Menurut Badan Pusat Statistik (BPS) 2018, pendidikan menengah baik SMA dan SMK menjadi kontributor utama TPT. Pada lulusan kejuruan (SMK), sebesar 11,24 persen melonjak dari bulan Februari tahun ini yang sebesar 8,92 persen. Kenaikannya tidak tanggung-tanggung, kurang lebih 3 persen dalam jangka waktu kurang lebih 6 bulan.

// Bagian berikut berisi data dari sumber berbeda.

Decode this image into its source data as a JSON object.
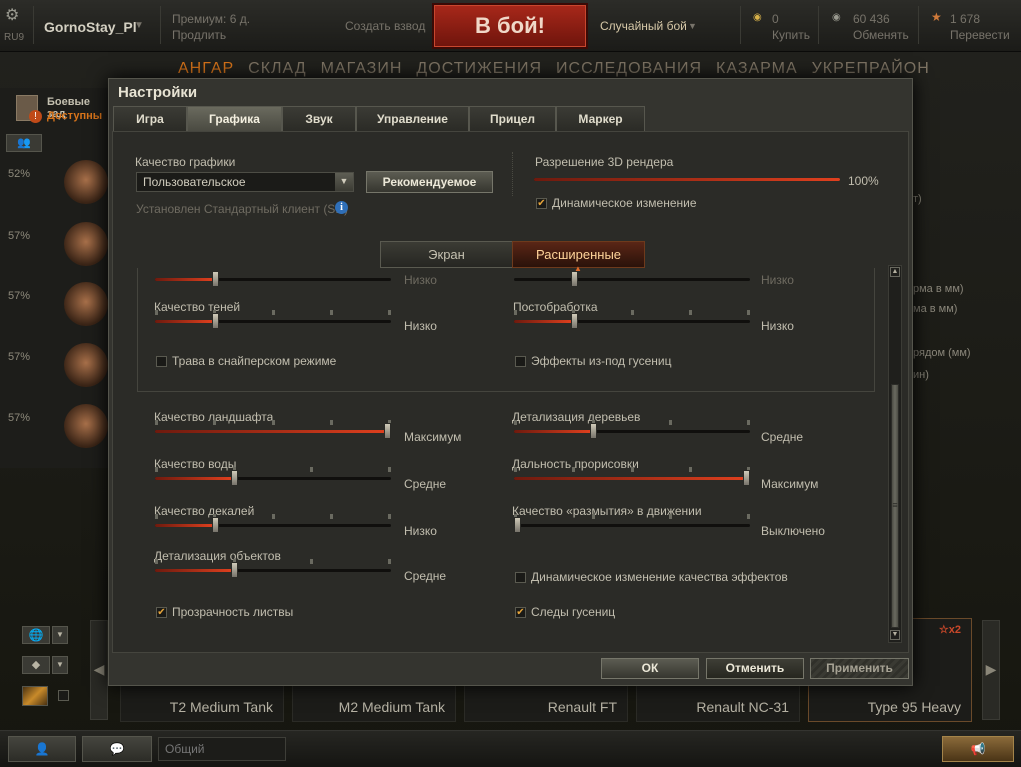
{
  "topbar": {
    "server": "RU9",
    "player_name": "GornoStay_Pl",
    "premium_text": "Премиум: 6 д.",
    "extend_text": "Продлить",
    "create_platoon": "Создать взвод",
    "battle_button": "В бой!",
    "battle_mode": "Случайный бой",
    "gold_amount": "0",
    "gold_action": "Купить",
    "xp_amount": "60 436",
    "xp_action": "Обменять",
    "free_xp_amount": "1 678",
    "free_xp_action": "Перевести"
  },
  "nav": [
    "АНГАР",
    "СКЛАД",
    "МАГАЗИН",
    "ДОСТИЖЕНИЯ",
    "ИССЛЕДОВАНИЯ",
    "КАЗАРМА",
    "УКРЕПРАЙОН"
  ],
  "missions": {
    "title": "Боевые зад",
    "subtitle": "Доступны"
  },
  "crew_percents": [
    "52%",
    "57%",
    "57%",
    "57%",
    "57%"
  ],
  "right_clipped": [
    "т)",
    "рма в мм)",
    "ма в мм)",
    "рядом (мм)",
    "ин)"
  ],
  "carousel": {
    "tanks": [
      "T2 Medium Tank",
      "M2 Medium Tank",
      "Renault FT",
      "Renault NC-31",
      "Type 95 Heavy"
    ],
    "multiplier": "x2"
  },
  "chat": {
    "placeholder": "Общий"
  },
  "settings": {
    "title": "Настройки",
    "tabs": [
      "Игра",
      "Графика",
      "Звук",
      "Управление",
      "Прицел",
      "Маркер"
    ],
    "active_tab": "Графика",
    "graphics_quality_label": "Качество графики",
    "graphics_quality_value": "Пользовательское",
    "recommended_button": "Рекомендуемое",
    "client_info": "Установлен Стандартный клиент (SD)",
    "render_resolution_label": "Разрешение 3D рендера",
    "render_resolution_value": "100%",
    "dynamic_change_label": "Динамическое изменение",
    "dynamic_change_checked": true,
    "sub_tabs": [
      "Экран",
      "Расширенные"
    ],
    "active_sub_tab": "Расширенные",
    "clipped_left_value": "Низко",
    "clipped_right_value": "Низко",
    "sliders": {
      "shadow_quality": {
        "label": "Качество теней",
        "value": "Низко",
        "level": 0.25
      },
      "post_processing": {
        "label": "Постобработка",
        "value": "Низко",
        "level": 0.25
      },
      "terrain_quality": {
        "label": "Качество ландшафта",
        "value": "Максимум",
        "level": 1.0
      },
      "tree_detail": {
        "label": "Детализация деревьев",
        "value": "Средне",
        "level": 0.33
      },
      "water_quality": {
        "label": "Качество воды",
        "value": "Средне",
        "level": 0.33
      },
      "draw_distance": {
        "label": "Дальность прорисовки",
        "value": "Максимум",
        "level": 1.0
      },
      "decal_quality": {
        "label": "Качество декалей",
        "value": "Низко",
        "level": 0.25
      },
      "motion_blur": {
        "label": "Качество «размытия» в движении",
        "value": "Выключено",
        "level": 0.0
      },
      "object_detail": {
        "label": "Детализация объектов",
        "value": "Средне",
        "level": 0.33
      }
    },
    "checkboxes": {
      "sniper_grass": {
        "label": "Трава в снайперском режиме",
        "checked": false
      },
      "track_effects": {
        "label": "Эффекты из-под гусениц",
        "checked": false
      },
      "dynamic_effects": {
        "label": "Динамическое изменение качества эффектов",
        "checked": false
      },
      "foliage_transparency": {
        "label": "Прозрачность листвы",
        "checked": true
      },
      "track_marks": {
        "label": "Следы гусениц",
        "checked": true
      }
    },
    "ok_button": "ОК",
    "cancel_button": "Отменить",
    "apply_button": "Применить"
  },
  "colors": {
    "accent_orange": "#d8741a",
    "battle_red": "#8c1c10",
    "slider_fill": "#e0401e",
    "checkbox_mark": "#e6a43a"
  }
}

Kabar baiknya angka tersebut turun jika dibandingkan dengan Agustus tahun lalu yang sebesar 11,41 persen.

Berdasarkan Brief Notes yang dirilis oleh Lembaga Demografi FEB UI (2017), tingkat pengangguran tertinggi berasal dari jurusan Teknik Komputer dan Informatika sebesar 24,53 persen, Teknik Otomotif sebesar 17,94 persen, Teknik Perminyakan sebesar 14,67 persen, Teknik Elektronika sebesar 13,27 persen dan Teknik Furnitur sebesar 12,88 persen.

Menariknya hampir seluruh jurusan tersebut merupakan ranah eksakta atau hitung-hitungan, yang berarti SDM kejuruan kurang mampu memahami hitung-hitungan, dan numerik.

Ketenagakerjaan di Industri 4.0 (I.4)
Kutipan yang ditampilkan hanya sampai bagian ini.